The only other serious contender to Robin Wood as a film critic is Jonathan Rosenbaum, who has probably shaped my taste more than anyone else (almost embarrassingly so, in fact). Without his work, there are many great directors, from Hou Hsiao-hsien to Abbas Kiarostami to Bela Tarr, that I most likely wouldn't have discovered. Rosenbaum's ability to be ideologically committed and yet true to his aesthetic judgements has been a model I've tried to follow. These two collections are my favorite of his works, although all of his writing is worth reading, and much is now available at his website.

6. Frank Krutnik, In a Lonely Street: Film Noir, Genre, Masculinity (1991)

Another noir book (not surprising really, given the enormous amount written on the subject), this one with a focus less on history and more on thematics; specifically, how noir deals with the now much discussed "crisis in masculinity". Krutnik's main skill is his analysis of particular films. His discussion of Out of the Past was a stunning revelation to me when I first read it, so penetrating and yet seemingly simple and obvious. This book changed not just how I viewed single films but how I considered a whole historical grouping.

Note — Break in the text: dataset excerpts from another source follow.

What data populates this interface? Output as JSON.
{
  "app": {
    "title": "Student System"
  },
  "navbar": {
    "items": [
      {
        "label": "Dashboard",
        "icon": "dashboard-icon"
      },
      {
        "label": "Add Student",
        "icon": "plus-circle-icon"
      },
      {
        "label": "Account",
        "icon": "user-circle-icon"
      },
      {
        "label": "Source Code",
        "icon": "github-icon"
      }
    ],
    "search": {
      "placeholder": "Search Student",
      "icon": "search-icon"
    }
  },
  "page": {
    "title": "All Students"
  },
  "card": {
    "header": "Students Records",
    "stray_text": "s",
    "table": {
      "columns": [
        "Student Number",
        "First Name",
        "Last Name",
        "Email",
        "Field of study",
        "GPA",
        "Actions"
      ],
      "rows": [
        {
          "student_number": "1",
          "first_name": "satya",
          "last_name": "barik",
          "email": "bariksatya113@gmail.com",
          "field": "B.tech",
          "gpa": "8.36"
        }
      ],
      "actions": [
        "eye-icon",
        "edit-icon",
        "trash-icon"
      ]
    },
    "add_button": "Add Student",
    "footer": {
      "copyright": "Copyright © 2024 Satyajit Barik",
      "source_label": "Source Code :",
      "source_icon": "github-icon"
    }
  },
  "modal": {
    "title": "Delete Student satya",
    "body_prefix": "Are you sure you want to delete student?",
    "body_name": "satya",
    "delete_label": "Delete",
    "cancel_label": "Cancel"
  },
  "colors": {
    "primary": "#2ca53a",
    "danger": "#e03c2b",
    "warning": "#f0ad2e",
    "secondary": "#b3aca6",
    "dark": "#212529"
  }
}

7. Slavoj Zizek, Looking Awry: An Introduction to Jacques Lacan Through Popular Culture (1991)

I took me awhile to come around to Zizek. I always had a certain almost natural impulse towards psychoanalysis (the same way many have a strong adversion), but Zizek and by extension Lacan always mystified me. But coming back to this work last year, the confusion finally melted away (to some extent) and enjoyment took over. One reason this is so re-readable to me is, paradoxically, its difficulty. I understand as I read, but any attempt to explain to others and even re-explain to myself sends me back to the book. Although not really a film text, Zizek's short How to Read Lacan (2006) is also recommended.

8. Robert Kapsis, Hitchcock: The Making of a Reputation (1992)

I read this sociological study of Hitchcock while still an undergraduate English major. It may be the first academic text I read cover to cover (at least of my own volition), and the whole topic of artistic reputations and how they are made was an entirely new idea. Without knowing it at the time, this book would have maybe the biggest influence on me of all, leading, many years later, to my dissertation on Martin Scorsese and his role in film culture.

9. Robert Kolker, A Cinema of Loneliness (3 editions) (1980) (1988) (2000)

This is the only text here that I may not revisit again for awhile, having used, applied, debated, and argued against its central thesis on the "modernism" of New Hollywood so extensively over the last 5-10 years. Kolker's book has undergone three editions, each of which I have read, and regardless of some of my disagreements, it has many excellent readings of individual films. Kolker's close attention to formal detail is one I try to emulate. I also think his intro text Film, Form and Culture is one of the better ones around.

10. Christian Keathley, Cinephilia and History, or The Wind in the Trees (2005)

A book that so intrigued me that I wrote my first official book review about it (published in Film Criticism). Keathley's central project of trying to combine a love of cinema with more traditional scholarly writing was one I connected with immediately. Although we are of slightly different ages and backgrounds, much of his own discussion of his early love of cinema was very familiar to me. This is the most recent text on my list, but I'm confident it is one I will continue to enjoy in the future.

2 comments:

Joel Bocko said...

These books sound fascinating (and I've had my eye on some of them for a while - particularly Rosenbaum's "canon"). Does A Cinema of Loneliness posit New Hollywood's "modernism" in relation to Old Hollywood's classicism or to the postmodernism of what came after - or both?

Marc Raymond said...

Thanks for the comment. In regards to Kolker, the first edition (1980) posits New Hollywood modernism against the classicism of the past. The newer editions (1988 and then 2000) discuss the postmodernism as well, especially in the new chapter on Spielberg (the first addition had a chapter on Coppola instead).